Comparing both approaches
There are two aspects I would like to consider to choosing between one approach or another:
- legibility of future troubleshooting (log analysis)
- easy data creation with different criteria
We can see the main differences by comparing the data results side by side (click on the image to expand it):
Legibility of future troubleshooting (analysis)
The regular activity for an engineer who writes code is troubleshooting: we constantly see the logs and debug the application to understand current and future problems in the code.
Now imagine yourself looking at the CustomerData
object where the data was filled in with the RandomStringUtils
approach: it’s hard to correlate the data you have with a list of objects you might get or even take a look at the data used inside a log file.
Easy data creation in different criteria
For most of the attributes present in the CustomerData
class, you can use RandomStringUtils
to generate the different criteria. For example, you can easily set 51 characters to the name attribute and expect a failing constraint validation using RandomStringUtils.randomAlphanumeric(51);
For more specialized data, like phone number and date you need a proper library, and DataFaker can generate both data.
In this way, we can make the process easier by adopting one library.
Considerations
Of course, I’d put more emphasis on the DataFaker library because we have almost everything we need to generate data, but it does not exclude a possible necessity to use the RandomStringUtils class or any other class placed in the Apache Commons library.

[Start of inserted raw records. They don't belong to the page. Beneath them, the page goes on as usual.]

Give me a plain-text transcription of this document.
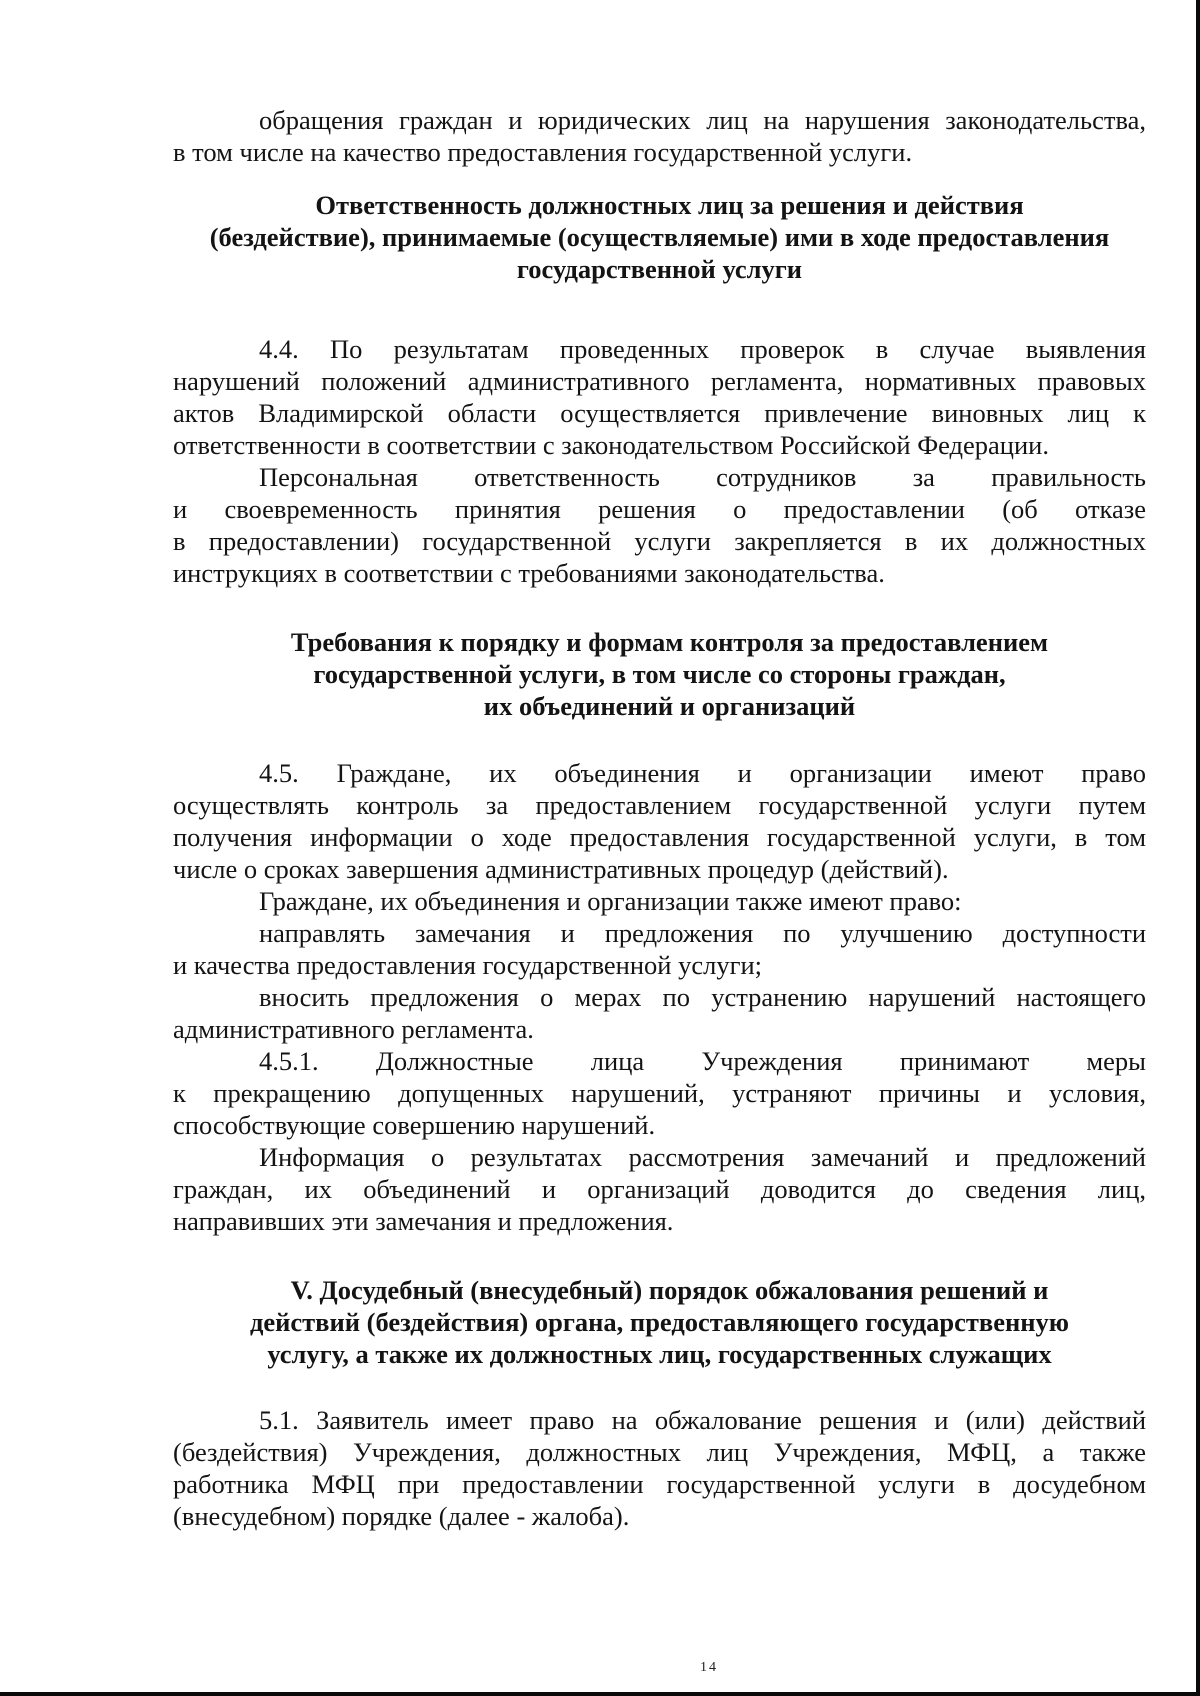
обращения граждан и юридических лиц на нарушения законодательства,
в том числе на качество предоставления государственной услуги.
Ответственность должностных лиц за решения и действия
(бездействие), принимаемые (осуществляемые) ими в ходе предоставления
государственной услуги
4.4. По результатам проведенных проверок в случае выявления
нарушений положений административного регламента, нормативных правовых
актов Владимирской области осуществляется привлечение виновных лиц к
ответственности в соответствии с законодательством Российской Федерации.
Персональная ответственность сотрудников за правильность
и своевременность принятия решения о предоставлении (об отказе
в предоставлении) государственной услуги закрепляется в их должностных
инструкциях в соответствии с требованиями законодательства.
Требования к порядку и формам контроля за предоставлением
государственной услуги, в том числе со стороны граждан,
их объединений и организаций
4.5. Граждане, их объединения и организации имеют право
осуществлять контроль за предоставлением государственной услуги путем
получения информации о ходе предоставления государственной услуги, в том
числе о сроках завершения административных процедур (действий).
Граждане, их объединения и организации также имеют право:
направлять замечания и предложения по улучшению доступности
и качества предоставления государственной услуги;
вносить предложения о мерах по устранению нарушений настоящего
административного регламента.
4.5.1. Должностные лица Учреждения принимают меры
к прекращению допущенных нарушений, устраняют причины и условия,
способствующие совершению нарушений.
Информация о результатах рассмотрения замечаний и предложений
граждан, их объединений и организаций доводится до сведения лиц,
направивших эти замечания и предложения.
V. Досудебный (внесудебный) порядок обжалования решений и
действий (бездействия) органа, предоставляющего государственную
услугу, а также их должностных лиц, государственных служащих
5.1. Заявитель имеет право на обжалование решения и (или) действий
(бездействия) Учреждения, должностных лиц Учреждения, МФЦ, а также
работника МФЦ при предоставлении государственной услуги в досудебном
(внесудебном) порядке (далее - жалоба).
14
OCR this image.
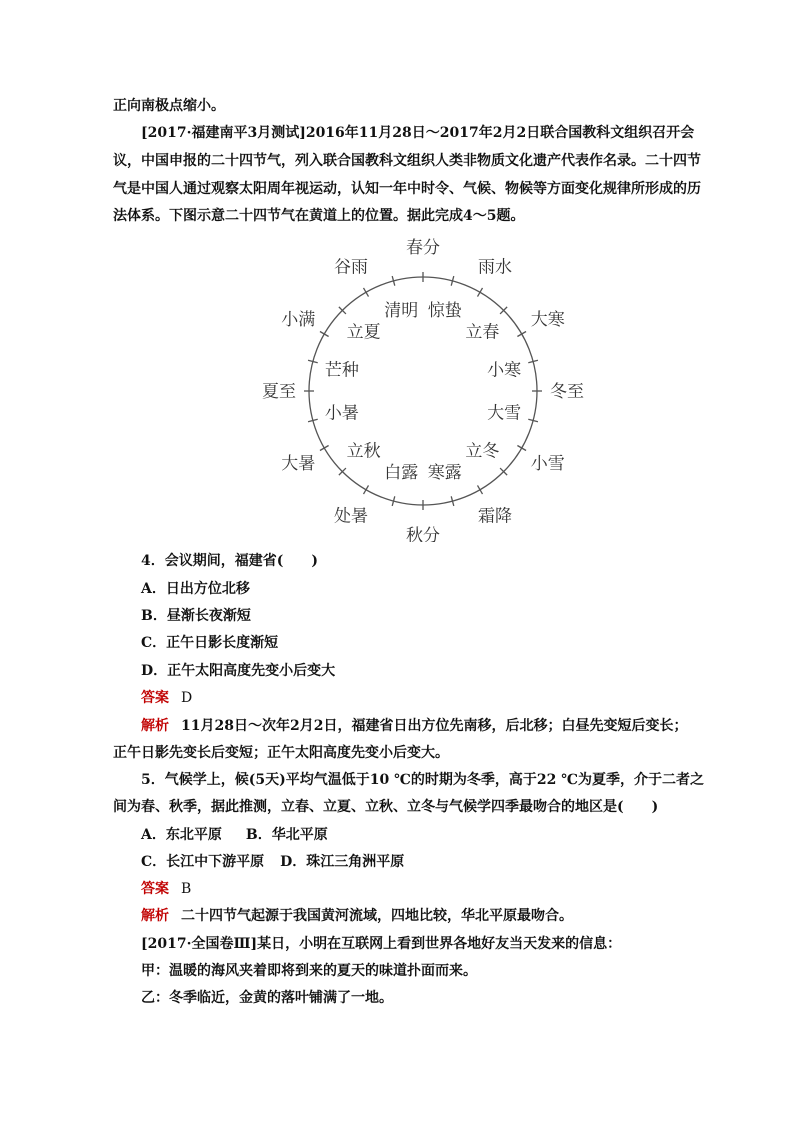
正向南极点缩小。
[2017·福建南平3月测试]2016年11月28日～2017年2月2日联合国教科文组织召开会
议，中国申报的二十四节气，列入联合国教科文组织人类非物质文化遗产代表作名录。二十四节
气是中国人通过观察太阳周年视运动，认知一年中时令、气候、物候等方面变化规律所形成的历
法体系。下图示意二十四节气在黄道上的位置。据此完成4～5题。
春分
雨水
大寒
冬至
小雪
霜降
秋分
处暑
大暑
夏至
小满
谷雨
惊蛰
立春
小寒
大雪
立冬
寒露
白露
立秋
小暑
芒种
立夏
清明
4．会议期间，福建省(　　)
A．日出方位北移
B．昼渐长夜渐短
C．正午日影长度渐短
D．正午太阳高度先变小后变大
答案 D
解析 11月28日～次年2月2日，福建省日出方位先南移，后北移；白昼先变短后变长；
正午日影先变长后变短；正午太阳高度先变小后变大。
5．气候学上，候(5天)平均气温低于10 ℃的时期为冬季，高于22 ℃为夏季，介于二者之
间为春、秋季，据此推测，立春、立夏、立秋、立冬与气候学四季最吻合的地区是(　　)
A．东北平原 B．华北平原
C．长江中下游平原 D．珠江三角洲平原
答案 B
解析 二十四节气起源于我国黄河流域，四地比较，华北平原最吻合。
[2017·全国卷Ⅲ]某日，小明在互联网上看到世界各地好友当天发来的信息：
甲：温暖的海风夹着即将到来的夏天的味道扑面而来。
乙：冬季临近，金黄的落叶铺满了一地。
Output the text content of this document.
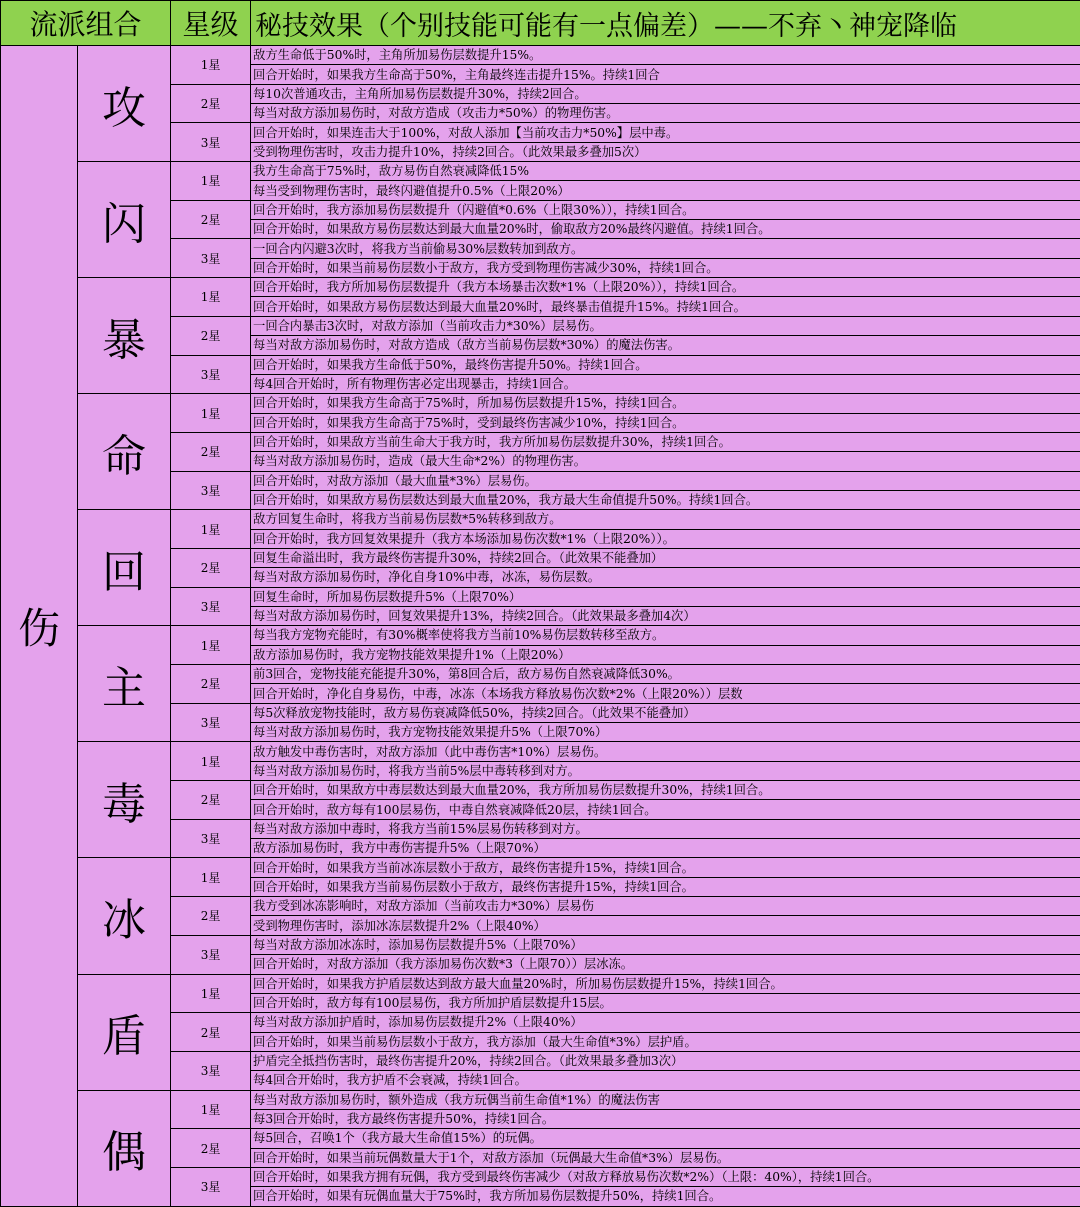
流派组合		星级	秘技效果（个别技能可能有一点偏差）——不弃丶神宠降临
伤	攻	1星	敌方生命低于50%时，主角所加易伤层数提升15%。
			回合开始时，如果我方生命高于50%，主角最终连击提升15%。持续1回合
		2星	每10次普通攻击，主角所加易伤层数提升30%，持续2回合。
			每当对敌方添加易伤时，对敌方造成（攻击力*50%）的物理伤害。
		3星	回合开始时，如果连击大于100%，对敌人添加【当前攻击力*50%】层中毒。
			受到物理伤害时，攻击力提升10%，持续2回合。（此效果最多叠加5次）
	闪	1星	我方生命高于75%时，敌方易伤自然衰减降低15%
			每当受到物理伤害时，最终闪避值提升0.5%（上限20%）
		2星	回合开始时，我方添加易伤层数提升（闪避值*0.6%（上限30%）），持续1回合。
			回合开始时，如果敌方易伤层数达到最大血量20%时，偷取敌方20%最终闪避值。持续1回合。
		3星	一回合内闪避3次时，将我方当前偷易30%层数转加到敌方。
			回合开始时，如果当前易伤层数小于敌方，我方受到物理伤害减少30%，持续1回合。
	暴	1星	回合开始时，我方所加易伤层数提升（我方本场暴击次数*1%（上限20%）），持续1回合。
			回合开始时，如果敌方易伤层数达到最大血量20%时，最终暴击值提升15%。持续1回合。
		2星	一回合内暴击3次时，对敌方添加（当前攻击力*30%）层易伤。
			每当对敌方添加易伤时，对敌方造成（敌方当前易伤层数*30%）的魔法伤害。
		3星	回合开始时，如果我方生命低于50%，最终伤害提升50%。持续1回合。
			每4回合开始时，所有物理伤害必定出现暴击，持续1回合。
	命	1星	回合开始时，如果我方生命高于75%时，所加易伤层数提升15%，持续1回合。
			回合开始时，如果我方生命高于75%时，受到最终伤害减少10%，持续1回合。
		2星	回合开始时，如果敌方当前生命大于我方时，我方所加易伤层数提升30%，持续1回合。
			每当对敌方添加易伤时，造成（最大生命*2%）的物理伤害。
		3星	回合开始时，对敌方添加（最大血量*3%）层易伤。
			回合开始时，如果敌方易伤层数达到最大血量20%，我方最大生命值提升50%。持续1回合。
	回	1星	敌方回复生命时，将我方当前易伤层数*5%转移到敌方。
			回合开始时，我方回复效果提升（我方本场添加易伤次数*1%（上限20%））。
		2星	回复生命溢出时，我方最终伤害提升30%，持续2回合。（此效果不能叠加）
			每当对敌方添加易伤时，净化自身10%中毒，冰冻，易伤层数。
		3星	回复生命时，所加易伤层数提升5%（上限70%）
			每当对敌方添加易伤时，回复效果提升13%，持续2回合。（此效果最多叠加4次）
	主	1星	每当我方宠物充能时，有30%概率使将我方当前10%易伤层数转移至敌方。
			敌方添加易伤时，我方宠物技能效果提升1%（上限20%）
		2星	前3回合，宠物技能充能提升30%，第8回合后，敌方易伤自然衰减降低30%。
			回合开始时，净化自身易伤，中毒，冰冻（本场我方释放易伤次数*2%（上限20%））层数
		3星	每5次释放宠物技能时，敌方易伤衰减降低50%，持续2回合。（此效果不能叠加）
			每当对敌方添加易伤时，我方宠物技能效果提升5%（上限70%）
	毒	1星	敌方触发中毒伤害时，对敌方添加（此中毒伤害*10%）层易伤。
			每当对敌方添加易伤时，将我方当前5%层中毒转移到对方。
		2星	回合开始时，如果敌方中毒层数达到最大血量20%，我方所加易伤层数提升30%，持续1回合。
			回合开始时，敌方每有100层易伤，中毒自然衰减降低20层，持续1回合。
		3星	每当对敌方添加中毒时，将我方当前15%层易伤转移到对方。
			敌方添加易伤时，我方中毒伤害提升5%（上限70%）
	冰	1星	回合开始时，如果我方当前冰冻层数小于敌方，最终伤害提升15%，持续1回合。
			回合开始时，如果我方当前易伤层数小于敌方，最终伤害提升15%，持续1回合。
		2星	我方受到冰冻影响时，对敌方添加（当前攻击力*30%）层易伤
			受到物理伤害时，添加冰冻层数提升2%（上限40%）
		3星	每当对敌方添加冰冻时，添加易伤层数提升5%（上限70%）
			回合开始时，对敌方添加（我方添加易伤次数*3（上限70））层冰冻。
	盾	1星	回合开始时，如果我方护盾层数达到敌方最大血量20%时，所加易伤层数提升15%，持续1回合。
			回合开始时，敌方每有100层易伤，我方所加护盾层数提升15层。
		2星	每当对敌方添加护盾时，添加易伤层数提升2%（上限40%）
			回合开始时，如果当前易伤层数小于敌方，我方添加（最大生命值*3%）层护盾。
		3星	护盾完全抵挡伤害时，最终伤害提升20%，持续2回合。（此效果最多叠加3次）
			每4回合开始时，我方护盾不会衰减，持续1回合。
	偶	1星	每当对敌方添加易伤时，额外造成（我方玩偶当前生命值*1%）的魔法伤害
			每3回合开始时，我方最终伤害提升50%，持续1回合。
		2星	每5回合，召唤1个（我方最大生命值15%）的玩偶。
			回合开始时，如果当前玩偶数量大于1个，对敌方添加（玩偶最大生命值*3%）层易伤。
		3星	回合开始时，如果我方拥有玩偶，我方受到最终伤害减少（对敌方释放易伤次数*2%）（上限：40%），持续1回合。
			回合开始时，如果有玩偶血量大于75%时，我方所加易伤层数提升50%，持续1回合。
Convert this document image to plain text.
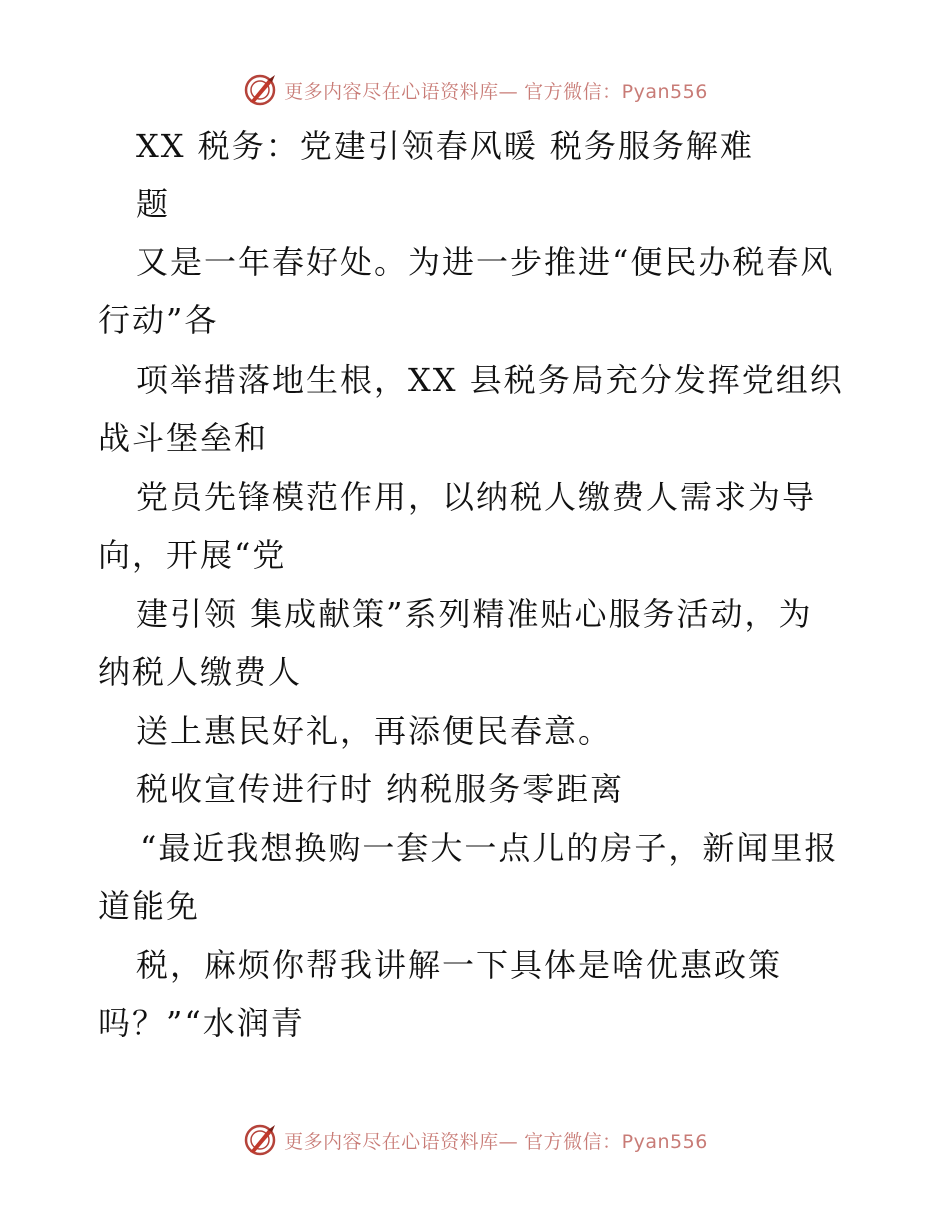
更多内容尽在心语资料库— 官方微信：Pyan556
XX 税务：党建引领春风暖 税务服务解难
题
又是一年春好处。为进一步推进“便民办税春风
行动”各
项举措落地生根，XX 县税务局充分发挥党组织
战斗堡垒和
党员先锋模范作用，以纳税人缴费人需求为导
向，开展“党
建引领 集成献策”系列精准贴心服务活动，为
纳税人缴费人
送上惠民好礼，再添便民春意。
税收宣传进行时 纳税服务零距离
“最近我想换购一套大一点儿的房子，新闻里报
道能免
税，麻烦你帮我讲解一下具体是啥优惠政策
吗？”“水润青
更多内容尽在心语资料库— 官方微信：Pyan556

The main consideration here is the ability to generate all the possible data you need using a single source of truth without reinventing the wheel, as well as the indirect benefits it will show during the troubleshooting process.
Examples
The avoid-random-string-utils project shows a basic example comparing RandomStringUtils vs DataFaker.
The restassured-complete-basic-example project has a factory data class to generate all the necessary data in different conditions. It’s a good real-world example.